The EMSL team was then able to use their expertise in cutting-edge sample characterization techniques to study and analyze the samples. They used nanoDESI mass spectrometry, which can detail unique sample information such as data on organosulfates, a type of secondary organic aerosol (a type of fine particle) that contains sulfur and other elements. The instrumentation and technique, Vandergrift said, proved to be an ideal fit for the characterization needed. 

One interesting angle from the study, Vandergrift said, is in regard to wind direction. He said their results showed that when aerosols came from urban areas or those heavily influenced by anthropogenic sources, the compounds they saw were very different.  

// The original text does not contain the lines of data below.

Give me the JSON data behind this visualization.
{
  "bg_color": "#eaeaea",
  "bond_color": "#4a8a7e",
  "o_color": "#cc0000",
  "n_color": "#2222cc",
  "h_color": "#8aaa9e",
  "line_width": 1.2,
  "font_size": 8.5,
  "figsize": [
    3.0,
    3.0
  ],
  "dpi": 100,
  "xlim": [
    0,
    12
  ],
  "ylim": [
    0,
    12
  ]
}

“Things we, as humans, were doing hundreds of miles away were being transported to broad surrounding areas,” he said. “We were looking at an area in Oklahoma, but we were seeing influences from winds coming from Texas. With aerosol composition, climate, and weather, it is not just a local problem to understand. It reiterated the importance that you need to have a broad look at these environmental impacts and problems. Oftentimes, what you’re studying locally is significantly impacted by far distances away.” 

The team also revealed that the molecular composition of the aerosols is different and that aerosols react differently during the day compared to at night. Specifically, the aerosols featured varying compositions of carbon, hydrogen, oxygen, nitrogen, and sulfur, with higher organosulfate proportions during the day at 41% compared to night at 31%. The team also found that due to high relative humidity, the nighttime aerosol phase state was found to be more liquid-like than daytime aerosols. 

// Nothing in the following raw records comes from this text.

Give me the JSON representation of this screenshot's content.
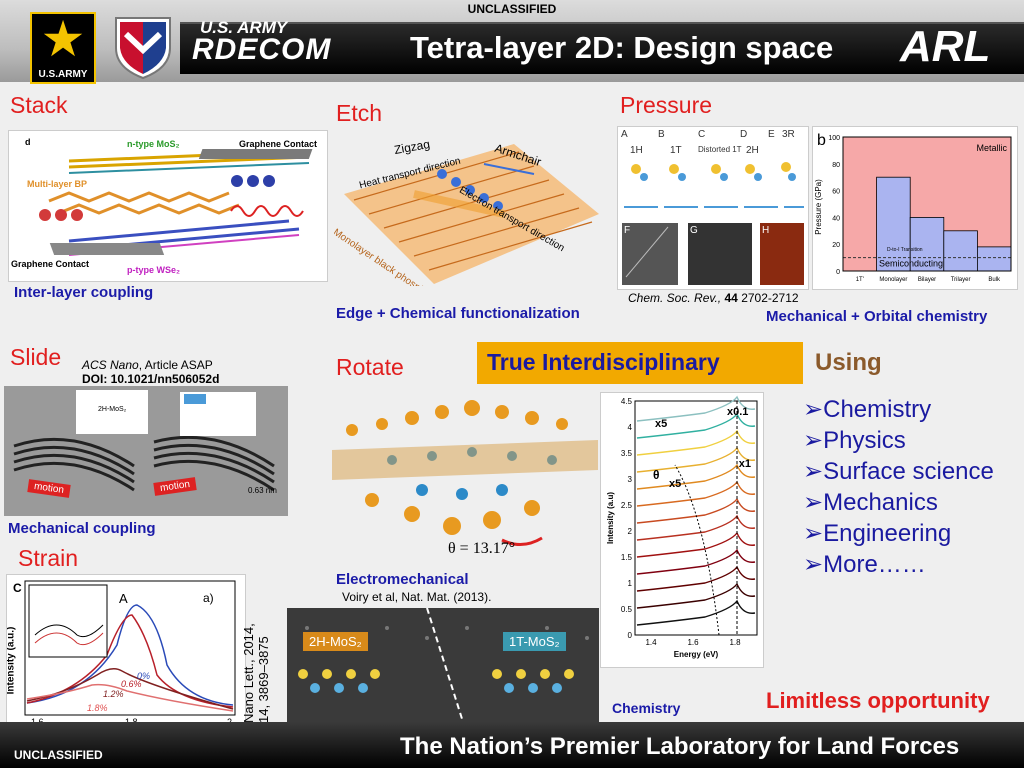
{
  "header": {
    "classification": "UNCLASSIFIED",
    "army_text": "U.S.ARMY",
    "org_small": "U.S. ARMY",
    "org_big": "RDECOM",
    "title": "Tetra-layer 2D: Design space",
    "arl": "ARL"
  },
  "footer": {
    "classification": "UNCLASSIFIED",
    "tagline": "The Nation’s Premier Laboratory for Land Forces"
  },
  "sections": {
    "stack": {
      "label": "Stack",
      "caption": "Inter-layer coupling",
      "d": "d",
      "ntype": "n-type MoS₂",
      "graphene1": "Graphene Contact",
      "bp": "Multi-layer BP",
      "graphene2": "Graphene Contact",
      "ptype": "p-type WSe₂"
    },
    "etch": {
      "label": "Etch",
      "caption": "Edge + Chemical functionalization",
      "zigzag": "Zigzag",
      "armchair": "Armchair",
      "heat": "Heat transport direction",
      "electron": "Electron transport direction",
      "mono": "Monolayer black phosphorus (BP)"
    },
    "pressure": {
      "label": "Pressure",
      "caption": "Mechanical + Orbital chemistry",
      "cite_journal": "Chem. Soc. Rev.,",
      "cite_vol": "44",
      "cite_pages": "2702-2712",
      "panels": [
        "A",
        "B",
        "C",
        "D",
        "E",
        "F",
        "G",
        "H"
      ],
      "phases": [
        "1H",
        "1T",
        "Distorted 1T",
        "2H",
        "3R"
      ]
    },
    "slide": {
      "label": "Slide",
      "caption": "Mechanical coupling",
      "cite_journal": "ACS Nano",
      "cite_rest": ", Article ASAP",
      "doi": "DOI: 10.1021/nn506052d",
      "motion": "motion",
      "scale": "0.63 nm",
      "mos2": "2H-MoS₂"
    },
    "rotate": {
      "label": "Rotate",
      "caption": "Electromechanical",
      "cite": "Voiry et al, Nat. Mat. (2013).",
      "theta": "θ = 13.17°",
      "phase1": "2H-MoS₂",
      "phase2": "1T-MoS₂"
    },
    "strain": {
      "label": "Strain",
      "cite1": "Nano Lett., 2014,",
      "cite2": "14, 3869–3875",
      "panel": "C",
      "panel_a": "a)",
      "ylabel": "Intensity (a.u.)",
      "peak": "A",
      "pct": [
        "1.8%",
        "1.2%",
        "0.6%",
        "0%"
      ],
      "ticks": [
        "1.6",
        "1.8",
        "2"
      ]
    },
    "chemistry": {
      "caption": "Chemistry"
    }
  },
  "pressure_chart": {
    "panel": "b",
    "ylabel": "Pressure (GPa)",
    "metallic": "Metallic",
    "semi": "Semiconducting",
    "transition": "D-to-I Transition",
    "categories": [
      "1T'",
      "Monolayer",
      "Bilayer",
      "Trilayer",
      "Bulk"
    ],
    "values": [
      0,
      70,
      40,
      30,
      18
    ],
    "yticks": [
      "0",
      "20",
      "40",
      "60",
      "80",
      "100"
    ],
    "ylim": [
      0,
      100
    ],
    "dashed_at": 10
  },
  "pl_chart": {
    "ylabel": "Intensity (a.u)",
    "xlabel": "Energy (eV)",
    "xticks": [
      "1.4",
      "1.6",
      "1.8"
    ],
    "yticks": [
      "0",
      "0.5",
      "1",
      "1.5",
      "2",
      "2.5",
      "3",
      "3.5",
      "4",
      "4.5"
    ],
    "x5a": "x5",
    "x01": "x0.1",
    "x1": "x1",
    "theta": "θ",
    "x5b": "x5"
  },
  "interdisc": {
    "label": "True Interdisciplinary",
    "using": "Using",
    "items": [
      "➢Chemistry",
      "➢Physics",
      "➢Surface science",
      "➢Mechanics",
      "➢Engineering",
      "➢More……"
    ],
    "limitless": "Limitless opportunity"
  },
  "colors": {
    "accent_red": "#e11f1f",
    "accent_blue": "#1b1ba8",
    "orange": "#f2a900",
    "army_gold": "#f3c300"
  }
}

The day-to-night comparisons they observed are not novel in the grand scheme of aerosol compositions, Vandergrift said. However, the team was excited about their results because not many people have studied aerosols over those regions, he said. 

Ideal partnership for robust characterization 

While their work continues and there are more regions to explore, Vandergrift said the EMSL team’s partnership with ARM was a crucial factor in the success of their research thus far. The collaborative relationship between the two teams provided a complete suite of expertise that allowed them to do and analyze more. 

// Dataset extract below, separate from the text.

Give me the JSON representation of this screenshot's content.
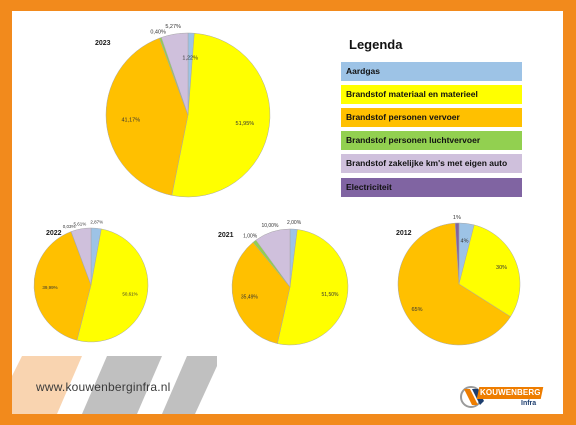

“Without ARM, we wouldn’t be able to have the density of samples or the supporting pieces of data that they collected,” he said. “These observation facilities are operating continually and therefore allow for long-term observations and can help contextualize more episodic observations.” 

EMSL chemist Swarup China said what also helped set this study apart from others was that they went beyond molecular characterization. He said Vandergrift took the data to the next level to try to understand some of the physics behind the aerosols, which entail important properties from a modeling perspective. 

“We look at the volatility of the particles, and then that goes into a model,” he said. “We use high-resolution mass spectrometry and combine it with information for modeling. We are starting to do that now, and it is very useful. It is an important component for the atmospheric system research and ARM community.” 

Additionally, China said they had a range of talented scientists collaborating on the research. Some of those individuals included Darielle Dexheimer, an atmospheric scientist at Sandia National Laboratories, and Abu Shawon, who helped in the analysis of ARM data and did an internship with the EMSL team before moving to Los Alamos National Laboratory.  

PNNL Earth scientist Fan Mei, who oversees science activities for the ARM Aerial Facility, and Maria Zawadowicz, environmental scientist at Brookhaven National Laboratory and ARM aerosol instrument mentor, were also crucial team members for analyzing the ARM data.  

China said the team looks forward to the continuous momentum of their research and their capacity for exploring other regions and aspects to unveil even more information as it pertains to aerosols over agricultural areas. 

“This is just the start,” he said. “We need to understand the effects in different seasons. And as part of a next level of complexity, we are looking at composition of the aerosols at different altitudes. We have a lot of different work that we are completing in the coming months and years. Ultimately, this project is very exciting."